Погода и в самом деле была отменно плоха: вся долина, которую мы исходили вчера, была закрыта тенью зацепившейся за Джингирдаг тучи. Тяжелое небо волочилось прямо по земле. Лишь впереди на юге видна была яркая голубая полоса.

Вскоре мы доехали до поворота на Беюк-даш, по асфальту быстро взлетели на средний ярус горы, к домику заповедника. Дождь перестал. Было очень красиво. Тихо. Меж беспорядочно рассыпанных, черных, обросших лишайником камней то здесь, то там виднелись покрытые мелкими цветами колючие ветки какого-то кустарника. Пересвистывались птицы. Наконец-то пахнуло весной: пробудившейся землей, травкой, пригретой блуждающим по земле солнечным лучом, и этими цветами. Не скажу, чтобы это был изысканный или сильный аромат – просто ни с чем не сравнимый свежий запах раскрывшегося цветка… Неожиданно я ощутил какой-то невероятный покой. За ним последовало ощущение, что кто-то смотрит мне в спину. Изображения были здесь. Прямо на въезде, на высокой скале было выбито десять однотипных человеческих фигур с расставленными руками и подсогнутыми коленями. Кто эти люди? Танцоры, как упорно утверждают туристические путеводители? Тогда объясните, что они делают здесь, на самом виду? Ведь они оказались здесь, на виду, не случайно, не так ли? Художник – или художники – изобразившие их, стремились, чтобы всякий, восходящий на гору, в первую очередь столкнулся взглядом именно с ними. Тогда, быть может, перед нами – мифические первопредки тех, кто оставил свою небывалую летопись на этих камнях? Или это коллективная трансовая пляска, в которой все участники, войдя в измененное состояние сознания, соединялись со священной реальностью? Загадка…

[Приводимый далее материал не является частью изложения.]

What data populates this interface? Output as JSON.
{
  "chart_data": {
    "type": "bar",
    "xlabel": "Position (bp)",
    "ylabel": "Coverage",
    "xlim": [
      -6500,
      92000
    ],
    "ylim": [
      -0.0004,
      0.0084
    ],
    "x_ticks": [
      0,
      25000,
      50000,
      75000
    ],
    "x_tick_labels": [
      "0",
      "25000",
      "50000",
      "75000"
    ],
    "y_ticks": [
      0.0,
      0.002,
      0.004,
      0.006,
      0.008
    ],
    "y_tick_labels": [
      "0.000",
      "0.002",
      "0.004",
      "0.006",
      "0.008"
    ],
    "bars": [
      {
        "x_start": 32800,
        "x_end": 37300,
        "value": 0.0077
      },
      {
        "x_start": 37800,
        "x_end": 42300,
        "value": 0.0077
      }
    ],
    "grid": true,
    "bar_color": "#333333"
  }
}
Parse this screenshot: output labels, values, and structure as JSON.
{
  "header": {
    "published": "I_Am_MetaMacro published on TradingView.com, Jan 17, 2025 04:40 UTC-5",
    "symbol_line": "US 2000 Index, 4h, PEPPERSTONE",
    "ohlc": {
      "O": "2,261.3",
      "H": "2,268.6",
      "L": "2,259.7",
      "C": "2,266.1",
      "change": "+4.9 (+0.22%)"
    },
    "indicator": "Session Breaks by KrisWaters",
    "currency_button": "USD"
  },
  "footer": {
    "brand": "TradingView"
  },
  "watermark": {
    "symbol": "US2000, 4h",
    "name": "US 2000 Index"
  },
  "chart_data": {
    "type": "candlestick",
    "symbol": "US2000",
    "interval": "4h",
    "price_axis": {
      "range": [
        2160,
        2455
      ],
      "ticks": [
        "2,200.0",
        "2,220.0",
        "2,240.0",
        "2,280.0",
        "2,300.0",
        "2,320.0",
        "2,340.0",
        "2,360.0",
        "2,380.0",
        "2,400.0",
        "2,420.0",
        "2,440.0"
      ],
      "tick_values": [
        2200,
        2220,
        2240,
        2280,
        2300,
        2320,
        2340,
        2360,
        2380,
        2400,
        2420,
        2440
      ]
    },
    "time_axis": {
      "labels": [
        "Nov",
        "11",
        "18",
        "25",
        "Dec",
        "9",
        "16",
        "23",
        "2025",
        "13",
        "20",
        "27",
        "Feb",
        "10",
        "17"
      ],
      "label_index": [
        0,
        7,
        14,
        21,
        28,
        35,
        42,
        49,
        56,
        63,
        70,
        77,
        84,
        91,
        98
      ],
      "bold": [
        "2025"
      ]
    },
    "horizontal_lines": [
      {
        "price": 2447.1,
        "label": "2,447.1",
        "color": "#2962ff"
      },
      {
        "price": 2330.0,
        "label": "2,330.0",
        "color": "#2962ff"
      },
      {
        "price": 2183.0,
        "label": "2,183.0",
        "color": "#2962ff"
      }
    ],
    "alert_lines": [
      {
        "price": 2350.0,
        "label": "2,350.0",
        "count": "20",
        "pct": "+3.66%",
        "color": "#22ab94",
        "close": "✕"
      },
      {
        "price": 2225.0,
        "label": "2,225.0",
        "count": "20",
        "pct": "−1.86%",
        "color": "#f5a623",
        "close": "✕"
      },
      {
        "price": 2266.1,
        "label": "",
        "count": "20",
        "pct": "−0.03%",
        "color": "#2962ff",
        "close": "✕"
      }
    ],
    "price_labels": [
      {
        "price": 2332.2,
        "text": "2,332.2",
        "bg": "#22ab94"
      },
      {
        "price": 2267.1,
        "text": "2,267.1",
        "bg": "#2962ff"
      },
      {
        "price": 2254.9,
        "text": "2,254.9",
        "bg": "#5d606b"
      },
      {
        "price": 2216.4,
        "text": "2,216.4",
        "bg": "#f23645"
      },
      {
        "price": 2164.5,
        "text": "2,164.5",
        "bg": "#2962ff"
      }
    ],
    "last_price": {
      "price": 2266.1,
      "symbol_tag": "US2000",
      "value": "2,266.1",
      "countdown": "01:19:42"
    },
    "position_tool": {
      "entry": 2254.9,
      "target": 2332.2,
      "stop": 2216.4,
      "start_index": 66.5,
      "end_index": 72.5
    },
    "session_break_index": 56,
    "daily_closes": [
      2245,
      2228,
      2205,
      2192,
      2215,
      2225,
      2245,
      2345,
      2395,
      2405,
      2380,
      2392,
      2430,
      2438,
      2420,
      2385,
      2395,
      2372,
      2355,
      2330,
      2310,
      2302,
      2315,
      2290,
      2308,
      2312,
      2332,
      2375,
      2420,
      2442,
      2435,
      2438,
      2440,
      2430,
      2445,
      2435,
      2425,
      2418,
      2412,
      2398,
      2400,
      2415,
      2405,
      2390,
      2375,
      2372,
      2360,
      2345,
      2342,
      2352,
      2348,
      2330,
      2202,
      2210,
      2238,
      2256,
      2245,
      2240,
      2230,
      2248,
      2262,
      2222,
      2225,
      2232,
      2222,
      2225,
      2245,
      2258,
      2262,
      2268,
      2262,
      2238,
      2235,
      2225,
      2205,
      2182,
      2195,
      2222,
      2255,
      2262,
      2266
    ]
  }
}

В конторе заповедника не оказалось ни одной книги, посвященной петроглифам Гобустана. Сувениры выглядели жалкими. Не было пока и проводника. В ожидании мы решили сходить к римскому камню, «подписанному» легионерами императора Домициана: он лежал внизу, у подножия горы, словно римляне не решились внести свое слово в древнее сакральное пространство наверху. Камень мы отыскали быстро по крепкой железной клетке, в которую тот был заключен. Дело было вот в чем: администрация заповедника заключила договор с одним итальянским реставратором, который взялся поработать над этим камнем по новаторской методике. Он методически, сантиметр за сантиметром, очистил поверхность камня от вросшего в него лишайника и получил почти идеального белого цвета глыбу известняка, на которой хорошо читались буквы:

IMPDOMITIANO

CAESARE AVG

GERMANIC

LIVUS

MAXIMUS/

LEC XII FUL [MINATO].

Это означало, что сию надпись оставил Ливус Максимус, командир центурии XII «молниеносного» легиона императора Домициана, прозванного Германиком. Прозвище «Германик» Домициан получил после победы над хаттами в Германии в 84 году нашей эры. Через двенадцать лет он был убит в результате заговора сената. Германик был явно недооценен современниками. Как император он сделал для Рима не так уж и мало. Вопрос: а нужны ли еще были Риму мало-мальски одаренные цезари? До катастрофического распада империи оставалось еще четыреста лет, но страшные предзнаменования конца и разложения явились раньше, уже при Калигуле и Нероне 30.

Двенадцатый молниеносный легион стоял в Каппадокии, на территории нынешней Турции и Сирии, а когорта Ливуса Максимуса выполняла, видимо, разведывательные функции, исследуя опасности, которые могли обрушиться на империю в лице каких-нибудь новых варваров, а также возможности дальнейшего – к тому времени уже чрезмерного и опасного – расширения ее на восток.